Chief among these goals is the expansion of the Iranian nuclear program, whose head of security, Ali Asghar Zarean, was quoted as saying, “If not for the Intelligence Ministry, our nuclear industry would have not been at the level it is today.” While this is acknowledged to mean that the intelligence services have apparently fought back against cyber-attacks and similar efforts aimed at damaging the nuclear program, Zarean’s comments presumably also refer to intelligence service tasks including the recruitment of scientists to work on that program, as well as the imprisonment or assassination of those who refuse to do so.

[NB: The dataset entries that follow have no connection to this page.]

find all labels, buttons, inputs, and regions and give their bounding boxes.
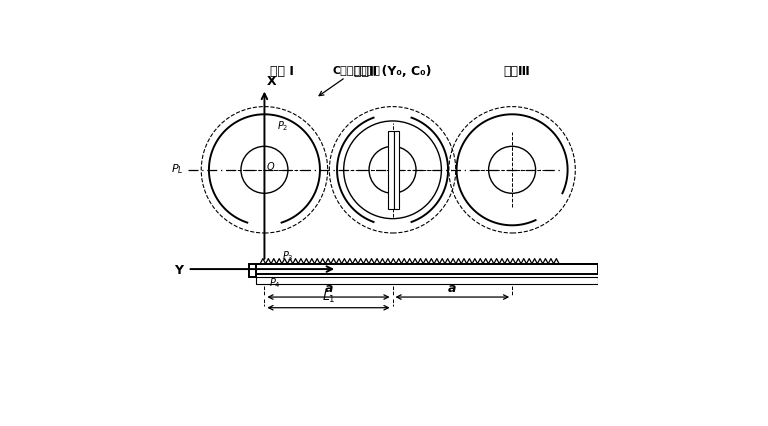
Text: 位置Ⅲ: 位置Ⅲ [503,65,530,78]
Text: $L_1$: $L_1$ [322,290,336,305]
Text: $P_3$: $P_3$ [282,248,293,262]
Text: a: a [449,281,456,294]
Text: X: X [266,75,276,87]
Text: Y: Y [174,263,184,276]
Text: 位置 I: 位置 I [270,65,293,78]
Bar [393,131,399,210]
Text: O: O [267,162,275,172]
Bar [250,264,256,277]
Bar [389,131,393,210]
Text: $P_L$: $P_L$ [170,161,184,175]
Text: 位置Ⅱ (Y₀, C₀): 位置Ⅱ (Y₀, C₀) [354,65,432,78]
Text: a: a [324,281,333,294]
Text: C軸垂直于紙面: C軸垂直于紙面 [319,65,381,96]
Text: $P_2$: $P_2$ [277,119,289,133]
Text: $P_4$: $P_4$ [269,276,280,290]
Bar [256,264,598,275]
Bar [256,277,598,285]
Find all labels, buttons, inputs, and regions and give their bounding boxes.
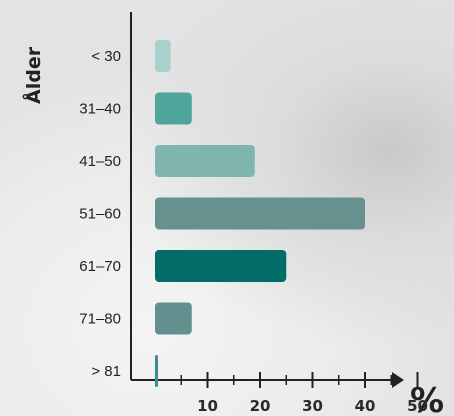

The nature calls attention to this latter task with its coverage of the campaign of 28 physics Nobel laureates to secure the release of Omid Kokabee, a young physicist who is serving a ten year prison sentence in Iran for refusing to work on the country’s nuclear weapons program.
Such political repression is one of the roles of the newly de-mystified Iranian intelligence service, which has been revealed to be comprised of 16 separate agencies all overseen by Intelligence Minister Mahmoud Alavi. And with so many agencies under that umbrella, there are many other roles for it to play, ranging from counter-espionage and cyber security to domestic spying and intimidation.
The Tower indicates that despite the secrecy governing many of these repressive tendencies, increased international scrutiny is coming to be visited upon some of the human rights abuses in which the intelligence services are complicit. Specifically, much attention has been given to the spike in Iranian executions, as previously pointed out by Iran News Update. The Washington Times is the latest source of that scrutiny, pointing out that the Rouhani administration has been responsible for at least 936 executions over the past 14 months.
The revelation of these figures and the revelation of the organizational structure of the Iranian intelligence services do not seriously cut into the secrecy that the regime attempts to keep in place around its human rights abuses. One example of this is the tendency of keeping political prisoners in isolation, as lately exhibited in the case of Washington Post correspondent Jason Rezaian.